1. ## Continuous functions subring?

Let T be the ring of all continuous functions from R to R and let S={f belonging to T such that f(2)=0} Is S a subring of T? Give a proof.

I believe it is.

Closed under addition by letting f belong to T so that f(2)=0 and g belong to T so that g(2)=0. By prop. of cont. functions (f+g)(2)=0 and (fg)(2)=0.

I don't know what the 0 element is in this context. Is it just h(x)=f(2)=0?
I also am not sure about showing that the solution to a+x=0t is in S....

Thanks.

2. Well clearly the function which is identically zero is the zero of the ring and $-f(x)$ is the additive inverse of $f(x)$.

If $C^1$ denotes the ring of continuous functions on $\mathbb R$, then the ring $R$ which you have is the kernel of the ring homomorphism $C^1 \rightarrow \mathbb{R} : f \mapsto f(2)$. Automatically, since $R$ is the kernel of a ring homomorphism, it is also a ring.

3. Okay thanks, but we didn't learn about kernel or homomorphism yet.

Let T be the ring of all continuous functions from R to R and let S={f belonging to T such that f(2)=0} Is S a subring of T? Give a proof.

I believe it is.

Closed under addition by letting f belong to T so that f(2)=0 and g belong to T so that g(2)=0. By prop. of cont. functions (f+g)(2)=0 and (fg)(2)=0.

I don't know what the 0 element is in this context. Is it just h(x)=f(2)=0?
I also am not sure about showing that the solution to a+x=0t is in S....

Thanks.

The answer may well depend on what author (what mathematician) do you ask: many mathematicians I believe, and among them I myself, would require a subset of a unitary ring to contain the ring's multiplicative unit in order to have chance to be considered as a subring, and this case S wouldn't qualify as such, though it surely qualifies as ideal and, in fact, as a maximal one.
Check what requirements your book/teacher demmands for subring.

Tonio

5. Okay thanks, but our definition doesn't require multiplicative identity for a ring or a subring.

Subring:

Suppose R is a ring and S is a subset of R such that:
i) S is closed under addition
ii) S is closed under multiplication
iii) Zero element of R belongs to S
iv) If a belongs to S, then the solution to a+x=0 is in S.
Then S is a subring.

And the problem tells you that T is indeed a ring, and of course, S is a subset of that ring, and so we need only verify these four things. I was just unsure if I was going about iii and iv correctly.

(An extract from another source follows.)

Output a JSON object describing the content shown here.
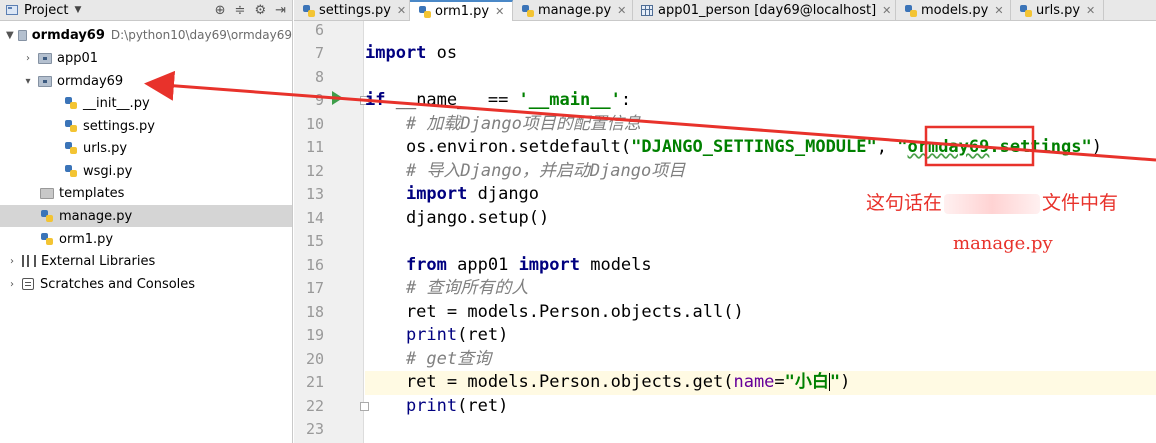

Would iii) just be that h(x)=0 clearly belongs to S and iv) Just let a be f(2) and then we can definite x as -f(2), and hence, we have a solution?

6. [quote=twittytwitter;453177]Okay thanks, but our definition doesn't require multiplicative identity for a ring or a subring.

Subring:

Suppose R is a ring and S is a subset of R such that:
i) S is closed under addition
ii) S is closed under multiplication
iii) Zero element of R belongs to S
iv) If a belongs to S, then the solution to a+x=0 is in S.
Then S is a subring.

And the problem tells you that T is indeed a ring, and of course, S is a subset of that ring, and so we need only verify these four things. I was just unsure if I was going about iii and iv correctly.

Would iii) just be that h(x)=0 clearly belongs to S and iv) Just let a be f(2) and then we can definite x as -f(2), and hence, we have a solution?[/qu

No, conditions (i) + (iii) + (iv) tell you that S is a subgroup od the (abelian) additive group of R , so if a= f(x) is in S, then -f(x) is in S, which is easily seen tobe true because f(2) = 0 <==> -f(2) = -0 = 0 .

Tonio

7. Ok, thanks again, I think I get it, even though we haven't covered groups at all. Our book starts with rings, and it is the only thing we have covered in the course besides simple modular arithmetic.